Kreidler – Eve Future Recall

Deux ans se sont écoulés lorsqu’Eve a droit un Recall sur mesure, ce nouvel album de Kreidler amplifiant les trouvailles du précédent dans un ballet musical se rapprochant de Michael Nyman ; entre rondeurs classiques (Vive la Vie) et piano de cinéma (A Canterbury Tale)Whom the Bells Toll regorge de clochettes et le tambour va-t-en-guerre de Luxemburg précède les pizzicato de Cervantes ; Spatz est frais comme Chapelier Fou mais le morceau le plus touchant est chanté en français par une Valérie dont on ne connaît pas le nom (Von Valerie), entre Clair Dietrich et Jean Bart… Et même si ces épopées de xylophones et steel-drums frisent parfois l’easy listening, les traînées de harpes digitales ouvrent un horizon propice à la rêverie ; aussi originales que la pochette incrustée à même le boîtier du cd, une sérigraphie fantomatique répondant à celle déjà réalisée sur Eve Future.

Kreidler – Eve Future

En 2002, pour leur sixième ouvrage les Düsseldorfois sortent la tête de l’éther et présentent Eve Future, un disque de rupture paru chez Strictly Confidential. On pense à A Reminiscent Drive dès le premier morceau (La Casa I) et les cordes pincées de Reflectuum sont associées à René Aubry ; sans renoncer aux structures minimalistes (Clockwerk rompt délibérément le rythme au milieu de l’album), Kreidler repeint la queue des étoiles filantes avec les synthés colorés de Circulus et Solaris, enrichissant leurs puzzles cosmiques de nouveaux instruments, comme le timpani qui permet de couper le cordon avec ces rythmes post rock qui ne leur seyaient qu’à moitié ; et avant de retourner en studio pour un intéressant Recall.

Kreidler – Appearance and the Park

Deux ans après Weekend, Kreidler revient et gagne en homogénéité, leur quatrième album égrenant avec élégance ces rythmes aérés qui font leur signature.
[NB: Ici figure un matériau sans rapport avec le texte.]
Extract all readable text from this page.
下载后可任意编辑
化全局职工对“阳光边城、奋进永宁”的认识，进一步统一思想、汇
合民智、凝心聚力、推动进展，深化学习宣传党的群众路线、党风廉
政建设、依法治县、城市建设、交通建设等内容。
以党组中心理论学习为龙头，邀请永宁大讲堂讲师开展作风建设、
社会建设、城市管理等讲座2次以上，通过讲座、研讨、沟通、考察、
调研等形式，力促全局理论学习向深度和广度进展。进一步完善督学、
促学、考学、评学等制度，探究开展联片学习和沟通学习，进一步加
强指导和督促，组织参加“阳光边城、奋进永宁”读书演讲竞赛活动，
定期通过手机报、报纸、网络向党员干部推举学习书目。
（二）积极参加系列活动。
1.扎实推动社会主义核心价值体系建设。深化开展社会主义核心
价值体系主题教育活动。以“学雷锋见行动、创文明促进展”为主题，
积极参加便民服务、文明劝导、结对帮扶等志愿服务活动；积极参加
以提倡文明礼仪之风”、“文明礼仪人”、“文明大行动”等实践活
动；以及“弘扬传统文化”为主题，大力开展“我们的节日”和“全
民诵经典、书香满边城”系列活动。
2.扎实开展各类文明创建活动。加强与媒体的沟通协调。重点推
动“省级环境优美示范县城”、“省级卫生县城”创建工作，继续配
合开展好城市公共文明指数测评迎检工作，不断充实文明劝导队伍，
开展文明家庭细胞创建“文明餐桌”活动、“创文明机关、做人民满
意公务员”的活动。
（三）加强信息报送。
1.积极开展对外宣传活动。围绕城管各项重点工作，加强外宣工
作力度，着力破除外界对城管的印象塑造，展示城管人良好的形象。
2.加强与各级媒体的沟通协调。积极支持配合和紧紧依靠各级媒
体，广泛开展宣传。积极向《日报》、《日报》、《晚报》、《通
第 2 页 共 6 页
Quatre notes répétées le long d’une batterie suffisent à installer Il Sogno di una Cosa, suivi des flux sereins de She Woke up and the World has Changed… On se laisse flotter dans les curieux fluides de Necessity Now et After the Preview ; Good Morning City rappelant les virées de Kraftwerk… La voix de Detlef Weinrich surprend sur Coldness comme si c’était Ui, les saccades technoïdes de Cube n’étant pas loin de Red Snapper… Paru en 1998, Appearance and the Park oscille entre cadences caressantes et pistes plus sinueuses, préparant le terrain pour les déclinaisons sophistiquées d’Eve Future.

Kreidler – Weekend

Kreidler est un groupe de musique électronique allemand formé à Düsseldorf en 1994 par Andreas Reihse, Stefan Schneider et Thomas Klein. À leurs premiers concerts se mêlent lectures et happenings autour de la lutte contre l’extrême droite, ils publient l’album Riva où l’on sent l’héritage krautrock de La Düsseldorf puis deux ans plus tard Weekend chez KiffSM, où ils sont rejoints par Alexander Paulick et Detlef Weinrich… Les synthés analogiques installent un curieux climat sur Traffic Way et son rotor d’hélicoptère, suivis de guitares et batteries rappelant Tortoise ; les boucles de Spat ont un côté Steve Reich avec percussions et accords visqueux, tandis que la basse monotone de Polaroid dialogue avec des ondes acidulées… Hillwood ose l’effet maracas puis les scratchs d’If creusent leur sillon dans de la terre meuble ; modulées et optimistes, les instrumentales de Weekend se succèdent avec légèreté, comme on passe en revue une pile de photos du siècle dernier.